Kulinarisch ging es bei den gut 20 Teilnehmenden einmal rund um den Globus. Koreanische Dumplings reihten sich an mexikanische Tacos, Delikatessen aus Afghanistan wetteiferten mit Köstlichkeiten aus Sri Lanka. Auch mobile Cocktail- und Weinstände durften nicht fehlen.

Digitale Bestellterminals und Live-Report auf Instagram

Der Duft von frisch gebratenem Fleisch und exotischen Gewürzen führte viele Besucherinnen und Besucher auch zu Hülya Akin und Mina Amir, die Spezialitäten aus Afghanistan anboten. „Unsere Gerichte werden durch Zutaten wie Kardamom, Kümmel und Koriander geprägt“, berichtete Mina Amir, die seit etwa vier Jahren mit ihrem Foodtruck unterwegs ist. Besonders gefragt war „Qabuli Palau“, das afghanische Nationalgericht aus Basmati-Reis, Gewürzen, karamellisierten Möhren und Rosinen, serviert mit verschiedenen Soßen. „Unser Unternehmen heißt Mazza-Catering, weil Mazza ‚Geschmack‘ bedeutet“, erklärte die Chefin stolz.

Hülya Akin und Mina Amir (rechts) kochten Spezialitäten aus Afghanistan

Hülya Akin und Mina Amir (rechts) kochten Spezialitäten aus Afghanistan

Die Szene wirkt zunehmend professionalisiert. Am Taco-Stand nutzte man mobile digitale Bestellterminals, wie man sie von Fastfood-Ketten kennt. Nebenan berichtete Koch Peru live auf Instagram, wie seine Spezialitäten aus Sri Lanka in Eitorf ankamen: „Wir bieten Currys mit besonderen Gewürzmischungen an.
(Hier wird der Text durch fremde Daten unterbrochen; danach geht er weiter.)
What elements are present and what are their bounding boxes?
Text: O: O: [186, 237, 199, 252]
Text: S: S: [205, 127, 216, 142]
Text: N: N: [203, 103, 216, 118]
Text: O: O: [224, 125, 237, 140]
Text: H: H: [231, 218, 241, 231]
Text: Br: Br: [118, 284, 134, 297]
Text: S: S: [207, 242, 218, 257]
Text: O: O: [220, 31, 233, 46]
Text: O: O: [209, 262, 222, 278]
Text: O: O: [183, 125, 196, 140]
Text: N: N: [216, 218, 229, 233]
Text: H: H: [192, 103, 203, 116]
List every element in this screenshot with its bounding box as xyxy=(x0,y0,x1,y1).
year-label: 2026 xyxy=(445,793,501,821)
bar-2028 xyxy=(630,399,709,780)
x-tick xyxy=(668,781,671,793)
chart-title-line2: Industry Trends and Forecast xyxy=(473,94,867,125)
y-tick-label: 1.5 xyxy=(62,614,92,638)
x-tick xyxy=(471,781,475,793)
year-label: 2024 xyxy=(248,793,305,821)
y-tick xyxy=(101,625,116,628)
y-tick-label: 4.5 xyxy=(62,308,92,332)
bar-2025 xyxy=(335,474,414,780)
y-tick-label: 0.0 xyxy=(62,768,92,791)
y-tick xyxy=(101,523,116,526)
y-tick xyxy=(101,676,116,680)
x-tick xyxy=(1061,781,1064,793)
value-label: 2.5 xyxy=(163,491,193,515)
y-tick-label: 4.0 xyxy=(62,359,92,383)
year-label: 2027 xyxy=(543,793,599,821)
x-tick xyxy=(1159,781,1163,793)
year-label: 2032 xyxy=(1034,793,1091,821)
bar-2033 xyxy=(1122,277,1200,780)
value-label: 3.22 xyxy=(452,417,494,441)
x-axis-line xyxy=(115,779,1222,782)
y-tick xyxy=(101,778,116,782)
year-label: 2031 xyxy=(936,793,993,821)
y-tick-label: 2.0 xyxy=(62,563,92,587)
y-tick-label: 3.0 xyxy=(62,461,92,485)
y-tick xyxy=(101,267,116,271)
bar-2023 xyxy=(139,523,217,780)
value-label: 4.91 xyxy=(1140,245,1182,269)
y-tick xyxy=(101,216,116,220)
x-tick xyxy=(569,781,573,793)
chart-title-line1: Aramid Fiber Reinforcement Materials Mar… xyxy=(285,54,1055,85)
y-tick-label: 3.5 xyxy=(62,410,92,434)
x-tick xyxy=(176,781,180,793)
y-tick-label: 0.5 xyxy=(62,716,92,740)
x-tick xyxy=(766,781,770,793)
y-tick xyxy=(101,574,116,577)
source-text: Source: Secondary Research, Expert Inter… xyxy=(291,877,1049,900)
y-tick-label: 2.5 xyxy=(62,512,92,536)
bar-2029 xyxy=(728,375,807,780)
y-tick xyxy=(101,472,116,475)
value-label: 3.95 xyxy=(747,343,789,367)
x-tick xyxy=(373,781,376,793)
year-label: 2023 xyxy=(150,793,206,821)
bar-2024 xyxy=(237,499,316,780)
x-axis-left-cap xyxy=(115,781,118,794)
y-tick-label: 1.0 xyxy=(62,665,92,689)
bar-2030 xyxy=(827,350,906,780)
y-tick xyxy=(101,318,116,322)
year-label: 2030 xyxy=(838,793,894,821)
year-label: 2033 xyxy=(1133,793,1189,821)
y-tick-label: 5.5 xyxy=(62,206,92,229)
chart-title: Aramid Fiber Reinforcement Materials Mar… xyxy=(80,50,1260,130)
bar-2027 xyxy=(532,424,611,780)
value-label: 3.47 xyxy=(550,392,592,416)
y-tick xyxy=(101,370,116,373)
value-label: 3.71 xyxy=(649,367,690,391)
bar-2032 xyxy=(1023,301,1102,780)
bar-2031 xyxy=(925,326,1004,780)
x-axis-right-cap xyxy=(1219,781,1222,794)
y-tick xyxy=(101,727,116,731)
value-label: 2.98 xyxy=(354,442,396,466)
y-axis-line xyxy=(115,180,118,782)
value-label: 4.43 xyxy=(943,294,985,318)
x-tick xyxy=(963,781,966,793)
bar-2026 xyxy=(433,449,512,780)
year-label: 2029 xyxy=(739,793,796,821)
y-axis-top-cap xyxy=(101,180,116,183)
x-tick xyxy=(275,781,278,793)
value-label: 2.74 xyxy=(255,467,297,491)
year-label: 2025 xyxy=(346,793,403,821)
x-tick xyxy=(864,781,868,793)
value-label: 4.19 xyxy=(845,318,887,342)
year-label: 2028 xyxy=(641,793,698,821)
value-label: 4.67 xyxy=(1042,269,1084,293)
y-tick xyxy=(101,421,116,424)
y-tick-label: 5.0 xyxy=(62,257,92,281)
Dazu gibt es sri-lankisches Brot mit Gemüse, Lauch, Ei und verschiedenen Fleischvarianten.“ Das Nachkochen zuhause dürfte schwierig werden: „Die Zutaten stammen aus speziellen Fachgeschäften.“

Auch für alle, die es lieber süß als scharf mögen, war gesorgt. Isen Drdalay hatte „Lokma“ im Angebot: „Das sind frittierte Hefeteigbällchen, außen knusprig, innen fluffig.“ Serviert wurden sie mit Schokolade, Früchten und Streuseln. „Das Gericht stammt ursprünglich aus dem östlichen Mittelmeerraum.“

Rund 2000 Gäste ließen es sich in Eitorf schmecken

Initiiert wurde die Veranstaltung vom örtlichen Karnevalsverein De Höppelepöppel und der Firma Heide Event aus Hennef, die bereits mehrere Streetfood-Festivals in der Region ausrichtet. Bewusst entschied man sich für das Areal am Sportplatz und gegen den Markt: „Die Anbindung ist optimal, die Fläche größer und die Atmosphäre schöner“, sagte Veranstalter Markus Kornell von Heide Event.
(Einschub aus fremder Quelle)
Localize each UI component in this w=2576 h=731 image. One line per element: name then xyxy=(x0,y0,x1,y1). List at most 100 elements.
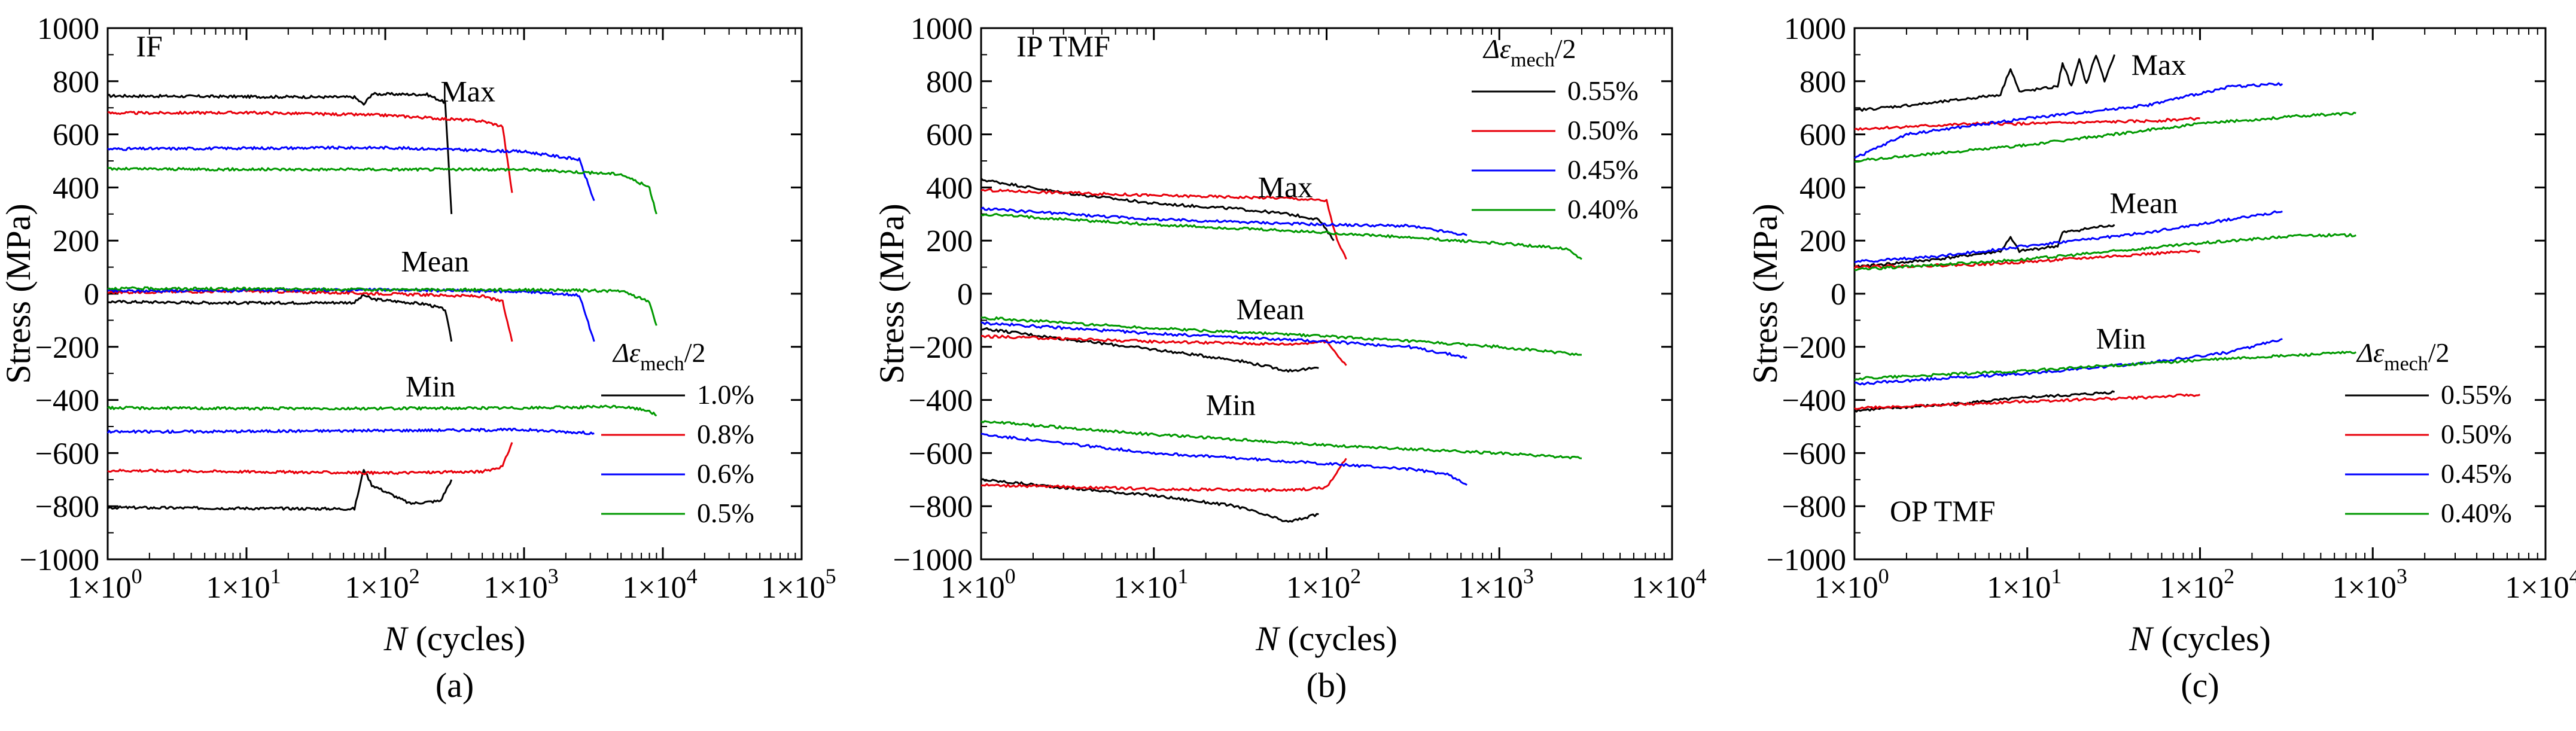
y-tick-label: −1000 xyxy=(1767,543,1846,577)
x-tick-label: 1×104 xyxy=(1631,564,1706,605)
panel-label: (b) xyxy=(1307,666,1347,705)
series-0.50% xyxy=(1853,117,2201,410)
y-tick-label: 600 xyxy=(926,118,973,153)
y-tick-label: −1000 xyxy=(893,543,973,577)
series-line-0.45%-1 xyxy=(1854,210,2283,263)
legend-entry-1.0%: 1.0% xyxy=(697,379,754,410)
x-axis-label: N (cycles) xyxy=(2129,619,2271,658)
annotation-mean: Mean xyxy=(2110,186,2178,220)
legend-entry-0.6%: 0.6% xyxy=(697,458,754,489)
x-tick-label: 1×101 xyxy=(1113,564,1188,605)
y-tick-label: −200 xyxy=(1782,331,1846,365)
legend-entry-0.55%: 0.55% xyxy=(1567,75,1639,106)
x-tick-label: 1×105 xyxy=(761,564,836,605)
y-tick-label: −800 xyxy=(909,490,973,524)
y-tick-label: −600 xyxy=(35,437,99,471)
series-0.55% xyxy=(980,178,1335,523)
series-0.50% xyxy=(981,188,1347,492)
y-tick-label: 1000 xyxy=(37,12,99,46)
y-tick-label: −1000 xyxy=(20,543,99,577)
series-line-1.0%-0 xyxy=(107,92,453,214)
plot-frame xyxy=(980,27,1673,561)
series-line-0.5%-1 xyxy=(107,286,657,326)
y-tick-label: −400 xyxy=(909,384,973,418)
legend-entry-0.55%: 0.55% xyxy=(2441,379,2512,410)
panel-label: (c) xyxy=(2181,666,2219,705)
series-line-0.8%-1 xyxy=(107,289,513,342)
series-line-0.6%-1 xyxy=(107,287,595,342)
series-line-0.8%-2 xyxy=(107,442,513,476)
series-line-0.55%-1 xyxy=(1854,224,2115,269)
legend-entry-0.40%: 0.40% xyxy=(2441,498,2512,528)
legend-entry-0.5%: 0.5% xyxy=(697,498,754,528)
y-tick-label: −800 xyxy=(35,490,99,524)
series-0.55% xyxy=(1854,54,2116,413)
chart-panel-2: 10008006004002000−200−400−600−800−10001×… xyxy=(872,12,1707,705)
legend: Δεmech/2 1.0% 0.8% 0.6% 0.5% xyxy=(601,337,754,528)
annotation-min: Min xyxy=(406,369,455,403)
series-0.40% xyxy=(1854,111,2356,381)
series-line-0.50%-1 xyxy=(1853,249,2201,269)
annotation-min: Min xyxy=(1206,388,1256,421)
y-tick-label: 800 xyxy=(1799,65,1846,99)
x-tick-label: 1×100 xyxy=(1814,564,1889,605)
series-line-0.55%-0 xyxy=(1854,54,2116,112)
x-tick-label: 1×100 xyxy=(940,564,1015,605)
annotation-max: Max xyxy=(440,75,495,108)
series-line-0.45%-2 xyxy=(1854,338,2283,386)
y-tick-label: 0 xyxy=(84,278,99,312)
y-tick-label: −600 xyxy=(909,437,973,471)
x-axis-label: N (cycles) xyxy=(1255,619,1397,658)
x-tick-label: 1×101 xyxy=(206,564,281,605)
series-line-0.40%-2 xyxy=(1854,351,2356,381)
y-tick-label: −200 xyxy=(909,331,973,365)
x-tick-label: 1×101 xyxy=(1987,564,2062,605)
panel-label: (a) xyxy=(436,666,474,705)
series-0.40% xyxy=(981,213,1582,459)
y-tick-label: 800 xyxy=(926,65,973,99)
x-tick-label: 1×104 xyxy=(2505,564,2576,605)
legend-entry-0.50%: 0.50% xyxy=(1567,115,1639,145)
series-line-0.5%-2 xyxy=(107,404,657,417)
y-tick-label: −600 xyxy=(1782,437,1846,471)
y-tick-label: 0 xyxy=(957,278,973,312)
x-tick-label: 1×102 xyxy=(1286,564,1361,605)
legend-entry-0.8%: 0.8% xyxy=(697,419,754,449)
annotation-min: Min xyxy=(2096,321,2146,355)
series-0.5% xyxy=(107,166,657,417)
series-line-0.45%-0 xyxy=(1854,82,2283,159)
series-0.8% xyxy=(107,110,513,476)
series-line-0.5%-0 xyxy=(107,166,657,215)
legend-title: Δεmech/2 xyxy=(1482,33,1576,71)
series-line-0.55%-1 xyxy=(981,327,1319,373)
y-tick-label: 400 xyxy=(926,171,973,205)
legend: Δεmech/2 0.55% 0.50% 0.45% 0.40% xyxy=(2345,337,2512,528)
series-line-0.50%-0 xyxy=(1854,117,2200,131)
x-tick-label: 1×100 xyxy=(67,564,142,605)
series-line-0.40%-2 xyxy=(981,420,1582,459)
annotation-max: Max xyxy=(1258,170,1313,203)
series-0.45% xyxy=(981,206,1467,486)
chart-panel-1: 10008006004002000−200−400−600−800−10001×… xyxy=(0,12,836,705)
annotation-max: Max xyxy=(2132,48,2187,81)
annotation-op-tmf: OP TMF xyxy=(1890,494,1995,528)
legend-entry-0.40%: 0.40% xyxy=(1567,194,1639,224)
series-line-0.40%-1 xyxy=(981,316,1582,356)
series-line-0.6%-0 xyxy=(107,145,595,202)
series-line-0.45%-0 xyxy=(981,206,1467,236)
y-tick-label: 200 xyxy=(53,224,99,258)
series-line-0.50%-1 xyxy=(981,334,1347,366)
x-tick-label: 1×104 xyxy=(622,564,697,605)
series-line-1.0%-2 xyxy=(107,469,453,511)
y-axis-label: Stress (MPa) xyxy=(1746,203,1785,383)
series-line-0.50%-2 xyxy=(1854,393,2201,410)
series-1.0% xyxy=(107,92,453,511)
x-tick-label: 1×103 xyxy=(2333,564,2407,605)
legend-title: Δεmech/2 xyxy=(2356,337,2450,375)
legend-entry-0.45%: 0.45% xyxy=(2441,458,2512,489)
series-line-0.8%-0 xyxy=(107,110,513,193)
y-tick-label: −400 xyxy=(35,384,99,418)
series-line-0.40%-0 xyxy=(1854,111,2356,163)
Für den Karnevalsverein, der den Bierwagen auf dem Areal betrieb, ist es eine klassische „Win-Win“-Situation, wie Mitglied Norbert Fröhlich betonte: „Wir brauchen die Einnahmen aus solchen Veranstaltungen, denn allein aus Spenden kann man Projekte wie einen neuen Karnevalswagen heute nicht mehr finanzieren. Genauso wichtig ist aber, dass wir und die Gäste Spaß haben.“

Rund 40 Vereinsmitglieder sorgten am Wochenende dafür, dass niemand der geschätzten 2000 Besucherinnen und Besucher lange auf dem Trockenen saß.